AK Parti Genel Başkanı ve Cumhurbaşkanı Recep Tayyip Erdoğan, Brezilya’nın Rio De Janeiro kentinde gerçekleştirilen G20 Liderler Zirvesi’nin sona ermesinin ardından düzenlenen basın toplantısında açıklamalarda bulundu. Erdoğan’ın konuşmasından öne çıkan bölümler şöyle:

Yine çok yakınımızdaki bölgede Rusya ile Ukrayna arasında yaşanan savaş bu gerçeği tüm insanlığın yüzüne çarpmıştır. Daha adil düzenin inşasını hedefleyen gayretlerimizde etkili bir BM sistemi, onun da odağında Güvenlik Konseyi reformu vardır. 11 yıl önce ilk kez dillendirdiğimiz bu önemli tespitimizin her geçen gün geniş kitleler tarafından benimsendiğini görüyoruz.

Özellikle mevcut mekanizmaların dışladığı, mağdur ettiği, taleplerine kulak tıkadığı Latin Amerika, Afrika ve Asya’dan ciddi destek alıyoruz. Rio zirvesi bunun adeta bir ispatı oldu. Bizim 11 sene evvel açtığımız yolun bugün veya yarın, ama bir gün mutlaka menzile varacağına yürekten inanıyorum.
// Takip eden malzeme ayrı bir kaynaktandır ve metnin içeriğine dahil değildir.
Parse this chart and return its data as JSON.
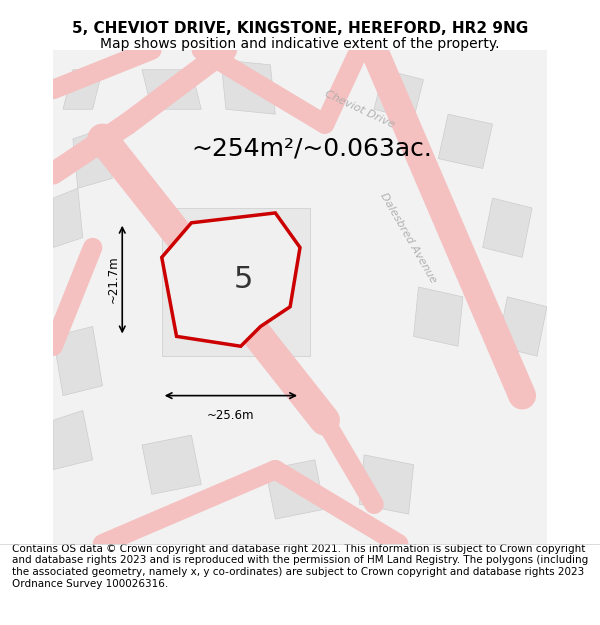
{
  "title_line1": "5, CHEVIOT DRIVE, KINGSTONE, HEREFORD, HR2 9NG",
  "title_line2": "Map shows position and indicative extent of the property.",
  "area_text": "~254m²/~0.063ac.",
  "width_label": "~25.6m",
  "height_label": "~21.7m",
  "plot_number": "5",
  "footer_text": "Contains OS data © Crown copyright and database right 2021. This information is subject to Crown copyright and database rights 2023 and is reproduced with the permission of HM Land Registry. The polygons (including the associated geometry, namely x, y co-ordinates) are subject to Crown copyright and database rights 2023 Ordnance Survey 100026316.",
  "bg_color": "#f5f5f5",
  "map_bg": "#f0f0f0",
  "road_color": "#f5c0c0",
  "road_outline": "#e8a8a8",
  "block_color": "#e0e0e0",
  "block_outline": "#cccccc",
  "plot_outline_color": "#cc0000",
  "plot_fill_color": "#f0f0f0",
  "street_label_color": "#aaaaaa",
  "title_fontsize": 11,
  "subtitle_fontsize": 10,
  "area_fontsize": 18,
  "plot_num_fontsize": 22,
  "footer_fontsize": 7.5
}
Gazze’de kıtlık riski uluslararası sınıflandırmalara göre felaket düzeyine ulaşmıştır. Gazze nüfusunun yüzde 96’sı sağlıklı gıda ve suya erişemiyor. İsrail hükümeti açık hava hapishanesine çevirdiği Gazze’ye insani yardım girişlerini de engelleyerek insanlığa karşı suç işliyor. Bunu sadece biz değil BM ve birçok kuruluş bunu söylüyor. Ağır bombardıman altında bir kap yemeğe, bir yudum suya ulaşmak için canlarını tehlikeye atan çocukların dramlarını 14 aydır takip ediyoruz.

İsrail saldırılarında hayatını kaybeden yaklaşık 50 bin Filistinlinin yüzde 70’inden fazlası kadın ve çocuktur. Lübnan’da katledilenlerin önemli kısmı da masum sivillerdir. Batılı güçlerin desteği ile İsrail’in bölgemizde estirdiği devlet terörünün insani maliyeti her geçen gün artmaktadır. Bu zulme, giderek dozu artan bu vahşete sessiz kalanları tarih affetmeyecektir.
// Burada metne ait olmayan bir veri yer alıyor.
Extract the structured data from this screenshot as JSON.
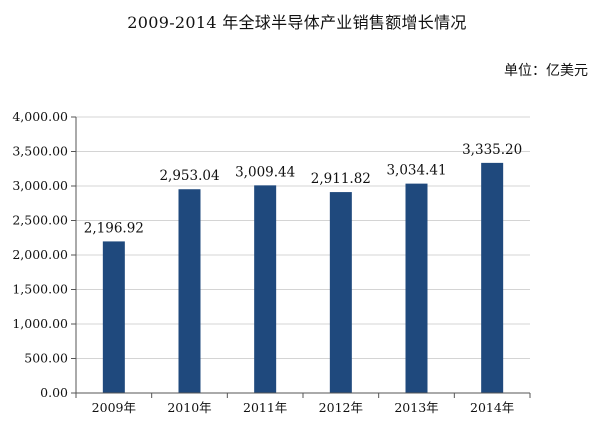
{
  "chart_data": {
    "type": "bar",
    "title": "2009-2014 年全球半导体产业销售额增长情况",
    "unit_label": "单位：亿美元",
    "categories": [
      "2009年",
      "2010年",
      "2011年",
      "2012年",
      "2013年",
      "2014年"
    ],
    "values": [
      2196.92,
      2953.04,
      3009.44,
      2911.82,
      3034.41,
      3335.2
    ],
    "value_labels": [
      "2,196.92",
      "2,953.04",
      "3,009.44",
      "2,911.82",
      "3,034.41",
      "3,335.20"
    ],
    "y_ticks": [
      "0.00",
      "500.00",
      "1,000.00",
      "1,500.00",
      "2,000.00",
      "2,500.00",
      "3,000.00",
      "3,500.00",
      "4,000.00"
    ],
    "ylim": [
      0,
      4000
    ],
    "grid": true,
    "bar_color": "#1f497d"
  }
}
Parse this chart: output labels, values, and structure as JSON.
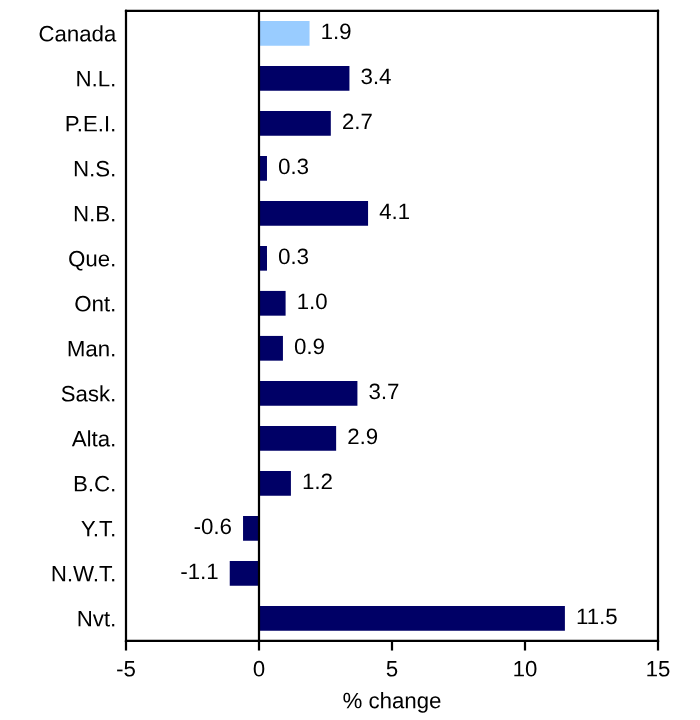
{
  "chart_data": {
    "type": "bar",
    "orientation": "horizontal",
    "xlabel": "% change",
    "categories": [
      "Canada",
      "N.L.",
      "P.E.I.",
      "N.S.",
      "N.B.",
      "Que.",
      "Ont.",
      "Man.",
      "Sask.",
      "Alta.",
      "B.C.",
      "Y.T.",
      "N.W.T.",
      "Nvt."
    ],
    "values": [
      1.9,
      3.4,
      2.7,
      0.3,
      4.1,
      0.3,
      1.0,
      0.9,
      3.7,
      2.9,
      1.2,
      -0.6,
      -1.1,
      11.5
    ],
    "value_labels": [
      "1.9",
      "3.4",
      "2.7",
      "0.3",
      "4.1",
      "0.3",
      "1.0",
      "0.9",
      "3.7",
      "2.9",
      "1.2",
      "-0.6",
      "-1.1",
      "11.5"
    ],
    "colors": [
      "#99ccff",
      "#000066",
      "#000066",
      "#000066",
      "#000066",
      "#000066",
      "#000066",
      "#000066",
      "#000066",
      "#000066",
      "#000066",
      "#000066",
      "#000066",
      "#000066"
    ],
    "xlim": [
      -5,
      15
    ],
    "xticks": [
      -5,
      0,
      5,
      10,
      15
    ],
    "grid": false,
    "ref_lines": [
      {
        "axis": "x",
        "value": 0,
        "color": "#000000"
      }
    ]
  }
}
Türkiye olarak Gazze’deki soykırımın, Lübnan ve Batı Şeria’daki katliamın sona ermesi için acil ve kalıcı ateşkesi her fırsatta dile getiriyoruz. Bu çağrımızı G20 Rio zirvesinde de tekrarladık. Girişimlerimizin de neticesinde G20 Liderler Bildirgesi’nde Gazze’ye dair güçlü ifadeler yer aldı. Lübnan’daki tehlikeli tırmanış hakkında derin endişenin yanı sıra, Gazze’ye insani yardımların ulaştırılmasının önündeki engellerin kaldırılması liderler düzeyinde kayda geçirildi.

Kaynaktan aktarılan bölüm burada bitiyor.